The OpsRamp survey of 120 IT executives in the United States found that while they recognize the need for AI and ML to help cope with the mushrooming alerts and tasks being generated by the digital economy, cost and complexity are a barrier to AIOps in the early adoption curve.

"While AIOps adoption is picking up at a fast pace," the OpsRamp report states, "IT teams have a growing set of apprehensions. 54 percent of respondents worry about the accuracy of AIOps prediction models, 52 percent about the quality of large datasets for building machine learning models while 48 percent fret about the IT talent required for supervising machine learning algorithms."

When asked what was holding them back from AIOps adoption, 52 percent of those surveyed cited cost, while complexity concerned 29 percent and another 29 percent worried about "technological limitations."

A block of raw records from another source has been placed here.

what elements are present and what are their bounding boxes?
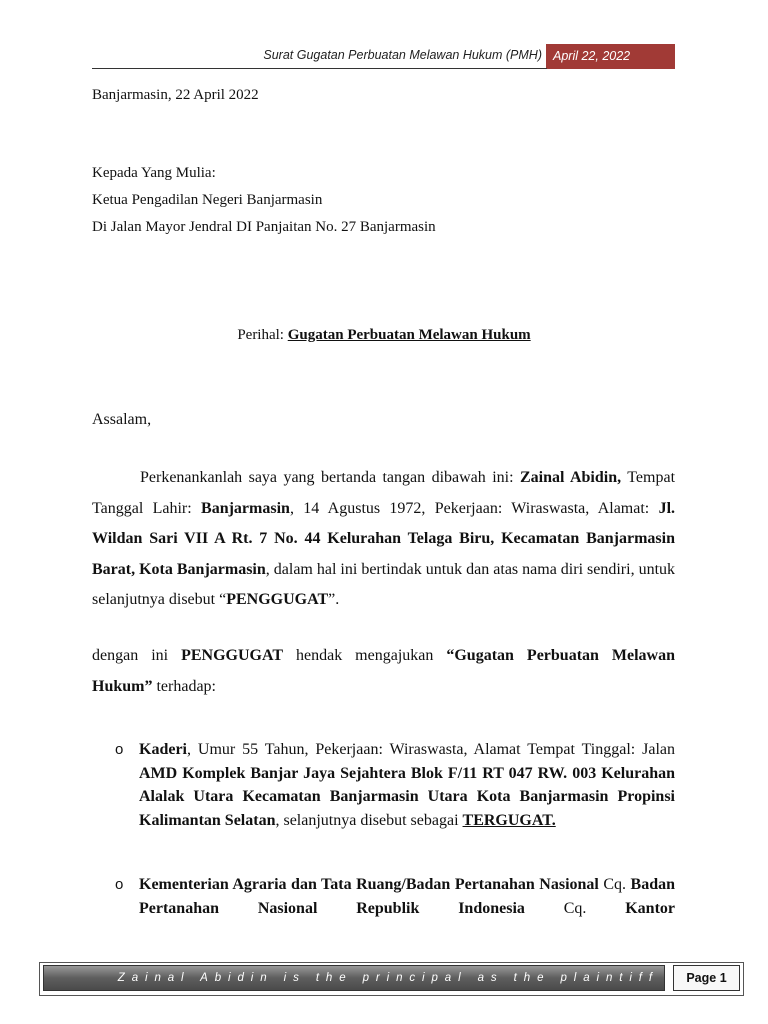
defendant-2-text-2: Cq.: [524, 899, 626, 917]
defendant-item-2: [139, 873, 675, 920]
defendant-1-address: AMD Komplek Banjar Jaya Sejahtera Blok F/11 RT 047 RW. 003 Kelurahan Alalak Utara Kecamatan Banjarmasin Utara Kota Banjarmasin Propinsi Kalimantan Selatan: [139, 764, 675, 829]
defendant-2-office: Kantor: [625, 899, 675, 917]
recipient-line-2: Ketua Pengadilan Negeri Banjarmasin: [92, 192, 323, 208]
letter-greeting: Assalam,: [92, 411, 152, 428]
footer-caption: Zainal Abidin is the principal as the plaintiff: [43, 965, 665, 991]
plaintiff-address: Jl. Wildan Sari VII A Rt. 7 No. 44 Kelurahan Telaga Biru, Kecamatan Banjarmasin Barat, Kota Banjarmasin: [92, 499, 676, 578]
defendant-1-text-1: , Umur 55 Tahun, Pekerjaan: Wiraswasta, Alamat Tempat Tinggal: Jalan: [187, 741, 675, 758]
p1-text-2: Tempat Tanggal Lahir:: [92, 469, 676, 517]
claim-paragraph: [92, 641, 675, 702]
header-divider: [92, 68, 547, 69]
defendant-2-name: Kementerian Agraria dan Tata Ruang/Badan Pertanahan Nasional: [139, 876, 599, 893]
defendant-2-agency: Badan Pertanahan Nasional Republik Indonesia: [139, 876, 675, 917]
p1-text-3: , 14 Agustus 1972, Pekerjaan: Wiraswasta, Alamat:: [289, 499, 659, 517]
plaintiff-birthplace: Banjarmasin: [201, 499, 290, 517]
defendant-1-text-2: , selanjutnya disebut sebagai: [275, 811, 463, 829]
page-number: Page 1: [673, 965, 740, 991]
p2-text-3: terhadap:: [152, 677, 216, 695]
document-header-title: Surat Gugatan Perbuatan Melawan Hukum (PMH): [263, 48, 542, 62]
letter-subject: [0, 327, 768, 344]
document-header-date: April 22, 2022: [546, 44, 675, 69]
p2-text-2: hendak mengajukan: [283, 647, 447, 664]
plaintiff-paragraph: [92, 463, 675, 616]
subject-label: Perihal:: [237, 327, 284, 343]
recipient-line-1: Kepada Yang Mulia:: [92, 165, 216, 181]
letter-place-date: Banjarmasin, 22 April 2022: [92, 87, 259, 103]
p1-text-4: , dalam hal ini bertindak untuk dan atas nama diri sendiri, untuk selanjutnya disebut “: [92, 560, 676, 608]
p2-text-1: dengan ini: [92, 647, 182, 664]
defendant-1-alias: TERGUGAT.: [462, 811, 556, 829]
defendant-item-1: [139, 738, 675, 832]
recipient-line-3: Di Jalan Mayor Jendral DI Panjaitan No. 27 Banjarmasin: [92, 219, 436, 235]
p1-text-1: Perkenankanlah saya yang bertanda tangan dibawah ini:: [140, 469, 520, 486]
claim-title: “Gugatan Perbuatan Melawan Hukum”: [92, 647, 675, 695]
plaintiff-alias: PENGGUGAT: [226, 591, 329, 608]
plaintiff-ref: PENGGUGAT: [181, 647, 283, 664]
subject-title: Gugatan Perbuatan Melawan Hukum: [287, 327, 531, 343]
list-bullet-1: o: [115, 741, 124, 758]
plaintiff-name: Zainal Abidin,: [519, 469, 622, 486]
defendant-1-name: Kaderi: [139, 741, 187, 758]
list-bullet-2: o: [115, 876, 124, 893]
defendant-2-text-1: Cq.: [598, 876, 631, 893]
p1-text-5: ”.: [328, 591, 340, 608]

OpsRamp does not offer easy answers to the questions facing early adopters. As with other AI and ML technologies, lack of skills is an issue. "IT teams will need to hire qualified data scientists to implement AIOps tools," the vendor's report states. "Also, don't forget to train existing staff so that you can finally close the skills gap."

It appears AI training is in the future for IT professionals looking to work in the AIOps world. How practical it will be for IT departments to hire those currently scarce data scientists is a question that needs to be answered. Beyond the price of purchasing an AIOps platform, the cost of training and/or hiring AI experts will be a consideration.

Despite these reservations, the IT executives in the survey apparently see the value in applying AI and ML to cope with the stress the digital economy is putting on traditional IT operations. Automating routine functions scored high, with 74 percent of those surveyed seeing that as one of the two biggest benefits to AIOps adoption. Avoiding service disruption with faster mean time to recovery (MTTR) came in second with 67 percent citing it. Detecting anomalies "by predicting shifts in normal system behavior in dynamic production environments" came in third, with 58 percent seeing that as a benefit.

However, with these benefits, the key to adoption appears to depend on vendors' ability to provide IT departments with technology that is not difficult to deploy and maintain. According to the survey, 63 percent "want an AIOps platform that's easy to deploy, configure, and maintain across their modern IT infrastructure landscape." That is a tall order for a technology still in the early stages of development and adoption.

Predicting that ML has no limits when it comes to managing the future of IT, the OpsRamp report concludes: "The potential of AIOps is still in flux. As AIOps tools grow in sophistication, enterprises expect to save time and money with actionable event context and data-driven recommendations."